Here is a simple example in code:

In [None]:
import torch
import torch.nn as nn
import torch.optim as optim
from torch.optim.lr_scheduler import StepLR

# Sample model
model = nn.Linear(10, 2)

# Optimizer
optimizer = optim.SGD(model.parameters(), lr=0.1)

# Scheduler
scheduler = StepLR(optimizer, step_size=30, gamma=0.1)

# Example training loop
num_epochs = 100
for epoch in range(num_epochs):
    # Training code here
    # model.train()
    # loss.backward()
    # optimizer.step()

    # Step the learning rate scheduler
    scheduler.step()

    # Print learning rate
    print(f"Epoch {epoch+1}, LR: {scheduler.get_last_lr()}")

In this example:
* Ther learning rate starts at 0.1.
* After every 30 epochs, ot is reduced to 10% of its previous value (**gamma=0.1**).
* **scheduler.get_last_lr()** is used to check the learning rate at each epoch.

## Example code

In [14]:
import torch
import torch.nn as nn
import torch.optim as optim
from torch.optim.lr_scheduler import StepLR
import numpy as np

# Setting random seed for reproducibility
torch.manual_seed(0)
np.random.seed(0)

In [15]:
# Synthetic data generation
# 100 data points, 1 feature each
x = np.random.rand(100, 1).astype(np.float32)  # Feature
y = 3 * x + np.random.randn(100, 1).astype(np.float32) * 0.1  # Target
display(x[:10])
display(y[:10])

array([[0.5488135 ],
       [0.71518934],
       [0.60276335],
       [0.5448832 ],
       [0.4236548 ],
       [0.6458941 ],
       [0.4375872 ],
       [0.891773  ],
       [0.96366274],
       [0.3834415 ]], dtype=float32)

array([[1.5299256],
       [2.2356505],
       [1.8548563],
       [1.4810251],
       [1.4197896],
       [2.1272714],
       [1.4306395],
       [2.6573265],
       [2.7839131],
       [1.2557697]], dtype=float32)

In [16]:
# Convert numpy array to torch tensors
x_train = torch.from_numpy(x)
y_train = torch.from_numpy(y)

# Model definition (simple linear regression)
class LinearRegressionModel(nn.Module):
    def __init__(self):
        super(LinearRegressionModel, self).__init__()
        self.linear = nn.Linear(1, 1)

    def forward(self, x):
        return self.linear(x)

model = LinearRegressionModel()

# Loss function
criterion = nn.MSELoss()

# Optimizer
optimizer = optim.SGD(model.parameters(), lr=0.1)

# Learning rate scheduler
scheduler = StepLR(optimizer, step_size=10, gamma=0.9)

In [18]:
# Training loop
num_epochs = 50
for epoch in range(num_epochs):
    # Forward pass
    output = model(x_train)
    loss = criterion(output, y_train)

    # Backward pass and optimization
    optimizer.zero_grad()
    loss.backward()
    optimizer.step()

    # Step the learning rate scheduler
    scheduler.step()

    if (epoch+1) % 5 == 0:
        current_lr = scheduler.get_last_lr()[0]
        print(f"Epoch {epoch+1}/{num_epochs}, Loss: {loss.item():.4f}, LR: {current_lr:.4f}")

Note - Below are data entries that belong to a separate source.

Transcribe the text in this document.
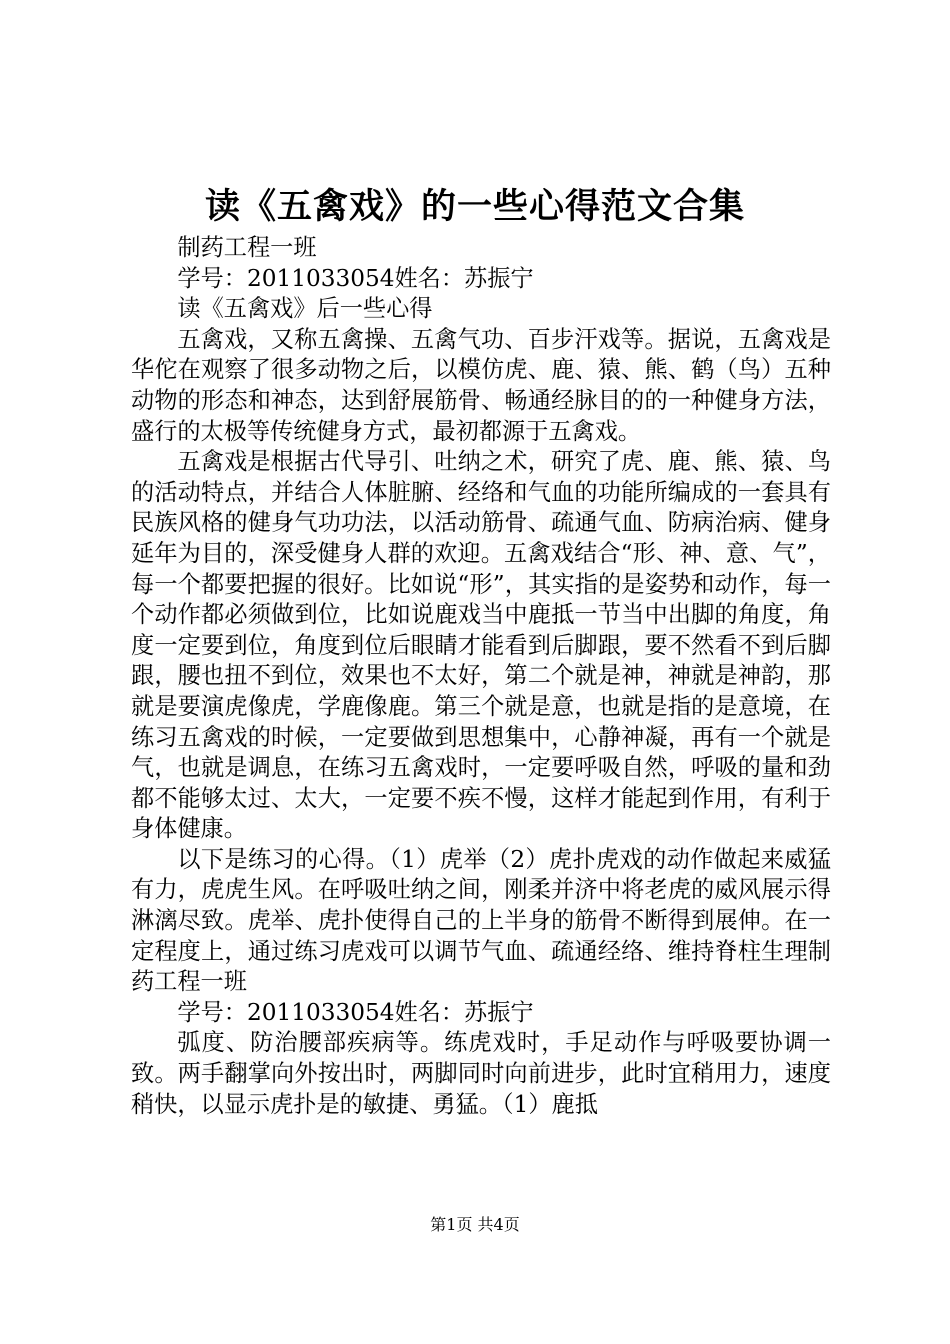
读《五禽戏》的一些心得范文合集

制药工程一班

学号：2011033054姓名：苏振宁

读《五禽戏》后一些心得

五禽戏，又称五禽操、五禽气功、百步汗戏等。据说，五禽戏是华佗在观察了很多动物之后，以模仿虎、鹿、猿、熊、鹤（鸟）五种动物的形态和神态，达到舒展筋骨、畅通经脉目的的一种健身方法，盛行的太极等传统健身方式，最初都源于五禽戏。

五禽戏是根据古代导引、吐纳之术，研究了虎、鹿、熊、猿、鸟的活动特点，并结合人体脏腑、经络和气血的功能所编成的一套具有民族风格的健身气功功法，以活动筋骨、疏通气血、防病治病、健身延年为目的，深受健身人群的欢迎。五禽戏结合“形、神、意、气”，每一个都要把握的很好。比如说“形”，其实指的是姿势和动作，每一个动作都必须做到位，比如说鹿戏当中鹿抵一节当中出脚的角度，角度一定要到位，角度到位后眼睛才能看到后脚跟，要不然看不到后脚跟，腰也扭不到位，效果也不太好，第二个就是神，神就是神韵，那就是要演虎像虎，学鹿像鹿。第三个就是意，也就是指的是意境，在练习五禽戏的时候，一定要做到思想集中，心静神凝，再有一个就是气，也就是调息，在练习五禽戏时，一定要呼吸自然，呼吸的量和劲都不能够太过、太大，一定要不疾不慢，这样才能起到作用，有利于身体健康。

以下是练习的心得。（1）虎举（2）虎扑虎戏的动作做起来威猛有力，虎虎生风。在呼吸吐纳之间，刚柔并济中将老虎的威风展示得淋漓尽致。虎举、虎扑使得自己的上半身的筋骨不断得到展伸。在一定程度上，通过练习虎戏可以调节气血、疏通经络、维持脊柱生理制药工程一班

学号：2011033054姓名：苏振宁

弧度、防治腰部疾病等。练虎戏时，手足动作与呼吸要协调一致。两手翻掌向外按出时，两脚同时向前进步，此时宜稍用力，速度稍快，以显示虎扑是的敏捷、勇猛。（1）鹿抵

第1页 共4页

# Check the final parameters of the model
print("Final parameters:")
for name, param in model.named_parameters():
    print(f"{name}: {param.data}")

Epoch 5/50, Loss: 0.4610, LR: 0.0900
Epoch 10/50, Loss: 0.4035, LR: 0.0900
Epoch 15/50, Loss: 0.3582, LR: 0.0810
Epoch 20/50, Loss: 0.3214, LR: 0.0810
Epoch 25/50, Loss: 0.2891, LR: 0.0729
Epoch 30/50, Loss: 0.2625, LR: 0.0729
Epoch 35/50, Loss: 0.2388, LR: 0.0656
Epoch 40/50, Loss: 0.2190, LR: 0.0656
Epoch 45/50, Loss: 0.2014, LR: 0.0590
Epoch 50/50, Loss: 0.1864, LR: 0.0590
Final parameters:
linear.weight: tensor([[1.5580]])
linear.bias: tensor([0.7498])


* The model is trained on a synthetic dataset where the true relationship is **y = 3x + noise**.
* **StepLR** decrease the learning rate by 10 % every 10 epochs, helping in potentially finer adjustments towards the end of training.
* The training loop points the loss and the current learning rate every 5 epochs.